PHILIP HILTS: There is, yes. There are a couple interesting examples from history. In Nepal, for example, that is one of the problems. When they started delivering the vitamin A program, the rebels at first were upset. Then they talked to the folks who were on the ground, and those people said, "Listen, we're not government; we're just delivering vitamin A." So they talked with them, and now they work with both sides. So you do have people in the rebel groups who are helping, who, when the roadblocks come along, say, "Oh yeah, you're the vitamin A guys; you go through."

In Bangladesh, what we had was a situation where the BRAC offices were bombed. This is the group I was talking about, which was raising the level of the whole country. There was an assassination attempt on the head of the group. But the Muslim community suppressed it very quickly, saying, "Listen, these people are building up our towns and our people, and we are not going to tolerate this kind of thing." So there was a reaction within the community. I think you have to depend on that.

In the Marshall Plan, what they said was, "We're going to deliver money to Europe." That included the Soviet Union and the Eastern European countries, and that was a big risk. Everybody said, "You can't include those people. Those are the enemy." They said, "Forget about it. This is going to be open. Anybody who can deliver this, we're going to deliver it." It was a big risk, but they did it. Of course, in the end, the Soviets decided not to show up.
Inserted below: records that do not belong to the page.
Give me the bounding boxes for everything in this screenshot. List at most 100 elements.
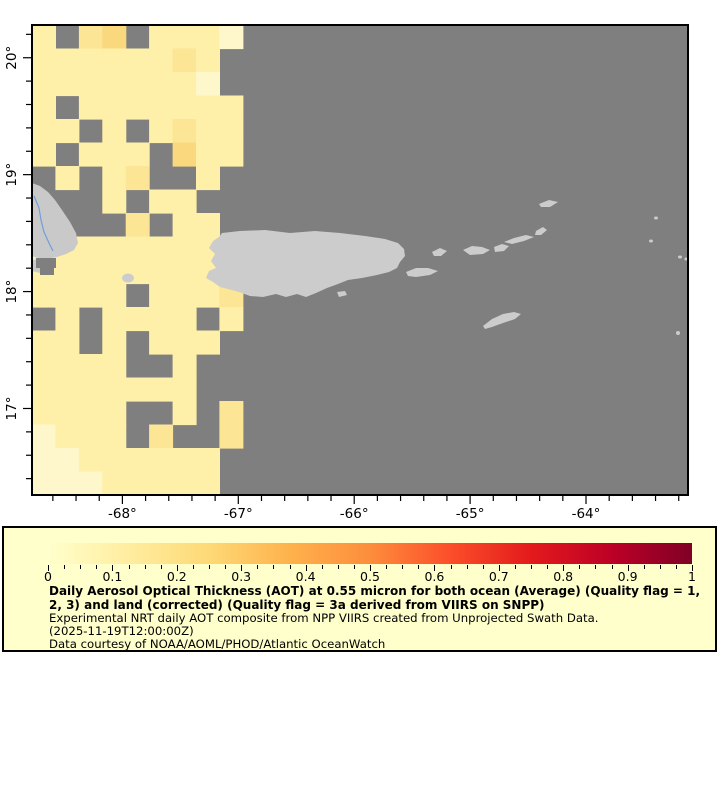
aot-grid-cell [172, 260, 197, 285]
aot-grid-cell [125, 307, 150, 332]
aot-grid-cell [78, 260, 103, 285]
land-anegada [539, 200, 558, 207]
colorbar-major-tick [692, 565, 693, 571]
colorbar-minor-tick [257, 565, 259, 569]
aot-grid-cell [172, 25, 197, 50]
aot-grid-cell [78, 401, 103, 426]
aot-grid-cell [32, 72, 56, 97]
colorbar-tick-label: 0.6 [424, 569, 445, 584]
map-area: 20° 19° 18° 17° -68° -67° -66° -65° -64° [4, 24, 689, 522]
colorbar-minor-tick [482, 565, 484, 569]
colorbar-major-tick [563, 565, 565, 571]
aot-grid-cell [172, 354, 197, 379]
aot-grid-cell [78, 377, 103, 402]
colorbar-minor-tick [402, 565, 404, 569]
legend-captions: Daily Aerosol Optical Thickness (AOT) at… [49, 584, 705, 651]
lat-tick-label: 19° [4, 163, 20, 187]
aot-grid-cell [102, 48, 127, 73]
lon-tick-label: -66° [340, 506, 369, 522]
land-virgin-gorda [535, 227, 547, 235]
aot-grid-cell [196, 95, 220, 120]
aot-grid-cell [125, 166, 150, 191]
legend-box: 0 0.1 0.2 0.3 0.4 0.5 0.6 0.7 0.8 0.9 1 Daily Aero… [2, 526, 717, 652]
aot-grid-cell [172, 72, 197, 97]
aot-grid-cell [55, 260, 80, 285]
aot-grid-cell [149, 448, 174, 473]
aot-grid-cell [172, 283, 197, 308]
lon-tick-label: -67° [224, 506, 253, 522]
aot-grid-cell [196, 166, 220, 191]
aot-grid-cell [32, 377, 56, 402]
aot-grid-cell [32, 48, 56, 73]
aot-grid-cell [55, 283, 80, 308]
aot-grid-cell [149, 307, 174, 332]
aot-grid-cell [172, 48, 197, 73]
aot-grid-cell [172, 95, 197, 120]
aot-grid-cell [78, 354, 103, 379]
aot-grid-cell [196, 471, 220, 496]
land-st-croix [483, 312, 521, 329]
colorbar-major-tick [48, 565, 49, 571]
colorbar-minor-tick [611, 565, 613, 569]
aot-grid-cell [32, 283, 56, 308]
aot-grid-cell [102, 72, 127, 97]
aot-grid-cell [55, 119, 80, 144]
caption-source-line: Experimental NRT daily AOT composite fro… [49, 611, 599, 625]
colorbar-minor-tick [289, 565, 291, 569]
aot-grid-cell [78, 471, 103, 496]
aot-grid-cell [149, 471, 174, 496]
colorbar-minor-tick [418, 565, 420, 569]
colorbar-minor-tick [659, 565, 661, 569]
colorbar-tick-label: 0.8 [553, 569, 574, 584]
colorbar-minor-tick [209, 565, 210, 569]
aot-grid-cell [78, 48, 103, 73]
aot-grid-cell [149, 283, 174, 308]
aot-grid-cell [125, 377, 150, 402]
colorbar-minor-tick [531, 565, 532, 569]
land-islet-3 [684, 257, 688, 261]
caption-courtesy: Data courtesy of NOAA/AOML/PHOD/Atlantic… [49, 636, 386, 651]
aot-grid-cell [32, 95, 56, 120]
aot-grid-cell [55, 330, 80, 355]
aot-grid-cell [125, 236, 150, 261]
aot-grid-cell [78, 142, 103, 167]
aot-grid-cell [55, 471, 80, 496]
aot-grid-cell [125, 142, 150, 167]
colorbar-tick-label: 0.5 [360, 569, 380, 584]
aot-grid-cell [78, 236, 103, 261]
aot-grid-cell [149, 330, 174, 355]
colorbar-minor-tick [321, 565, 323, 569]
land-tortola [504, 235, 534, 244]
aot-grid-cell [172, 213, 197, 238]
aot-grid-cell [102, 95, 127, 120]
aot-grid-cell [102, 260, 127, 285]
colorbar-minor-tick [595, 565, 597, 569]
land-islet-1 [654, 216, 658, 220]
aot-grid-cell [55, 377, 80, 402]
colorbar-major-tick [241, 565, 243, 571]
aot-grid-cell [32, 471, 56, 496]
aot-grid-cell [102, 119, 127, 144]
aot-grid-cell [32, 119, 56, 144]
colorbar-minor-tick [64, 565, 66, 569]
aot-grid-cell [172, 448, 197, 473]
aot-grid-cell [102, 189, 127, 214]
colorbar-minor-tick [144, 565, 146, 569]
colorbar [48, 543, 692, 564]
colorbar-major-tick [370, 565, 371, 571]
lon-tick-label: -65° [456, 506, 485, 522]
aot-grid-cell [125, 471, 150, 496]
aot-grid-cell [196, 448, 220, 473]
nodata-land-cell [40, 268, 54, 275]
colorbar-tick-label: 0.9 [617, 569, 638, 584]
colorbar-major-tick [112, 565, 114, 571]
nodata-land-cell [36, 258, 56, 268]
colorbar-tick-label: 0 [44, 569, 52, 584]
aot-grid-cell [125, 72, 150, 97]
lat-tick-label: 18° [4, 280, 20, 304]
aot-grid-cell [149, 95, 174, 120]
aot-grid-cell [102, 401, 127, 426]
aot-grid-cell [102, 283, 127, 308]
aot-grid-cell [55, 448, 80, 473]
I think that's an interesting case now, the same sort of thing. You have to be open, you have to assume they will be there, and try not to think in political terms but think in direct health terms. That's my guess. We could be wrong.

QUESTIONER: That's very radical.

PHILIP HILTS: Yes. It was radical when it was proposed before in the Marshall Plan. They said, "If the Soviet Union comes in when we deliver aid, the answer is yes."

JOANNE MYERS: Thank you very much for opening our eyes to many of the challenges that we face in the field of global health and what we can begin to do about them.